Hi David,
I just don't see the big issue that everyone else does. First off, unlike Don, I believe God had to have some role in the inspiration, so I could claim God told someone an abbreviated genealogy. For some reason, people don't like God being able to deliver real information to a human. In my view, if God can't deliver real information to us humans, we have no hope of salvation.
Secondly, there is the old baudy joke about the man who asked the lady if she would go to bed with her for $1 million dollars. She said yes. Then he asked, would you do it for $50? To which, she huffily replied, NO! what do you think I am? And of course he replies, "We know what you are, we are just negotiating the price."
If you have gaps, And there MUST be gaps of several hundred years each. Here is the data: First the biggest genealogical gap--when Jesus used the term Son of man (adam)
Thus Jesus was giving his genealogy with a gap of at least 4000 years.
And the Genealogies are most assuredly very incomplete. Assuming that the Flood was in 3000 B.C. David lived about 1000 B.C.
In Luke 3 there are 42 names between Jesus and David. This is an average
of 23 years per generation. If Abraham lived at 1800 B.C. there are only
13 names between David and Abe giving an average 61 year generation time.
Did the average man in 1600 B.C. have his first child at age 61?

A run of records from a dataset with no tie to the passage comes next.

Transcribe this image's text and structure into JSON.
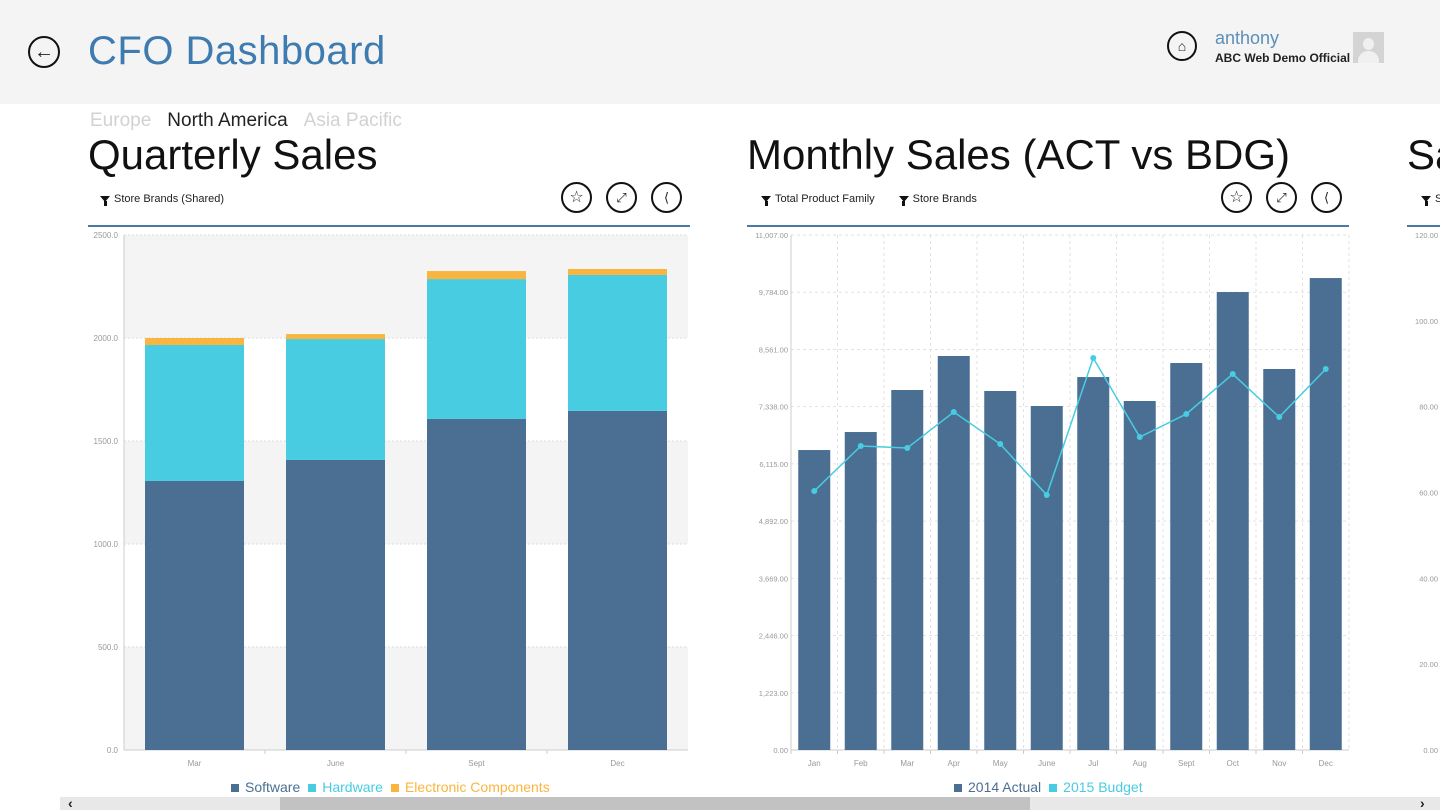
{
  "header": {
    "title": "CFO Dashboard",
    "user_name": "anthony",
    "organization": "ABC Web Demo Official"
  },
  "region_tabs": [
    {
      "label": "Europe",
      "active": false
    },
    {
      "label": "North America",
      "active": true
    },
    {
      "label": "Asia Pacific",
      "active": false
    }
  ],
  "panels": [
    {
      "title": "Quarterly Sales",
      "filters": [
        "Store Brands (Shared)"
      ]
    },
    {
      "title": "Monthly Sales (ACT vs BDG)",
      "filters": [
        "Total Product Family",
        "Store Brands"
      ]
    },
    {
      "title": "Sa",
      "filters": [
        "S"
      ]
    }
  ],
  "colors": {
    "software": "#4a6f93",
    "hardware": "#48cce2",
    "electronic": "#f9b53f",
    "accent": "#3e7bb0"
  },
  "chart_data": [
    {
      "type": "bar",
      "stacked": true,
      "title": "Quarterly Sales",
      "categories": [
        "Mar",
        "June",
        "Sept",
        "Dec"
      ],
      "series": [
        {
          "name": "Software",
          "values": [
            1306,
            1408,
            1607,
            1646
          ]
        },
        {
          "name": "Hardware",
          "values": [
            660,
            587,
            679,
            660
          ]
        },
        {
          "name": "Electronic Components",
          "values": [
            34,
            24,
            39,
            29
          ]
        }
      ],
      "ylim": [
        0,
        2500
      ],
      "yticks": [
        "0.0",
        "500.0",
        "1000.0",
        "1500.0",
        "2000.0",
        "2500.0"
      ],
      "legend": "bottom"
    },
    {
      "type": "bar+line",
      "title": "Monthly Sales (ACT vs BDG)",
      "categories": [
        "Jan",
        "Feb",
        "Mar",
        "Apr",
        "May",
        "June",
        "Jul",
        "Aug",
        "Sept",
        "Oct",
        "Nov",
        "Dec"
      ],
      "series": [
        {
          "name": "2014 Actual",
          "type": "bar",
          "values": [
            6411,
            6796,
            7694,
            8421,
            7673,
            7352,
            7971,
            7459,
            8271,
            9788,
            8143,
            10087
          ]
        },
        {
          "name": "2015 Budget",
          "type": "line",
          "values": [
            5535,
            6497,
            6454,
            7223,
            6539,
            5450,
            8377,
            6689,
            7180,
            8035,
            7116,
            8142
          ]
        }
      ],
      "ylim": [
        0,
        11007
      ],
      "yticks": [
        "0.00",
        "1,223.00",
        "2,446.00",
        "3,669.00",
        "4,892.00",
        "6,115.00",
        "7,338.00",
        "8,561.00",
        "9,784.00",
        "11,007.00"
      ],
      "legend": "bottom"
    },
    {
      "type": "bar",
      "title": "Sa",
      "ylim": [
        0,
        120
      ],
      "yticks": [
        "0.00",
        "20.00",
        "40.00",
        "60.00",
        "80.00",
        "100.00",
        "120.00"
      ]
    }
  ]
}
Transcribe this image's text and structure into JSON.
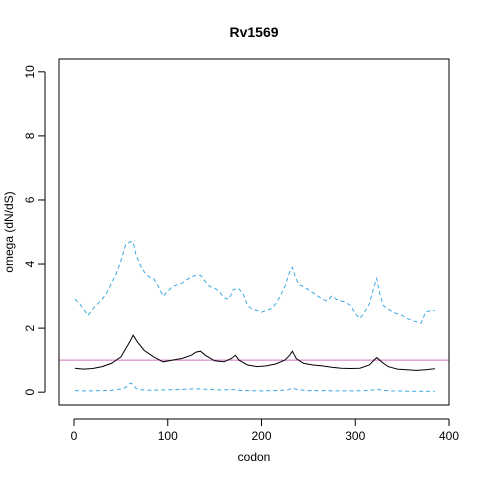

[according to skeletal evidence most people died before they were 40 in
that time period--grm]
There are only 10 names between Abraham and Noah. Since you believe that
this represents 1200 years, that is an average generation time of 120
years. Are you willing to say here and now that post flood Sumerians lived
lives of several hundred years and that their first born were born on
average when the old geezers were 120 years of age?
Assuming that people in the 1200 years between David and Abraham had the
same generation time as between David and Jesus, then the Luke Genealogy
represents 1/3 of the people who should be there. Between Abraham and
Noah, 1/5 of the necessary people. When you consider that people married
and had children younger these figures for the missing people should be
considered conservative.
That people are missing from the genealogies is no big surprise. The
question is how many people? Can you cite a verse that says no
geneological gap shall hold more than 5 people? The issue is not when the
people lived or how old they are. The issue is whether or not they were
real people.
Now, I would point out that if you took my genealogy and wiped out, Fred, Clarence,George W. Morton,and William Henry Morton, you would have a gap of 125-150 years between me and Benjamin.(My immediate ancestors were late marryers. Then another 5 person gap would take you back into the 1650s (I forget who that guy was). For 10 gaps, you move your sparsely populated genealogy back to 500 AD and you think this is easier to manage than gaps of several millioin years? I don't think so.
How do you handle the gaps? It seems that the problem is just as bad for you.
I prefer to have God be real, and have real capabilities to communicate to mankind and that means, God could have told the writer about those early fellows.
We know what we are, we are just negotiating the price.
On Wed May 31 12:06 , "David Opderbeck"
Glenn -- here are some points I think I agree with you on. I think I agree with something like your "days of proclomation" view or an "analogical days" view. I also agree that "after their kinds" doesn't say anything one way or the other about evolution. And, I've never really understood the insistence that Adam must be neolithic based on the cultural references in the text, especially from among those of us who acknowledge that the writer's cultural context flavors the telling of the story. But I have a problem with the Adam you propose -- how do you deal with the geneologies?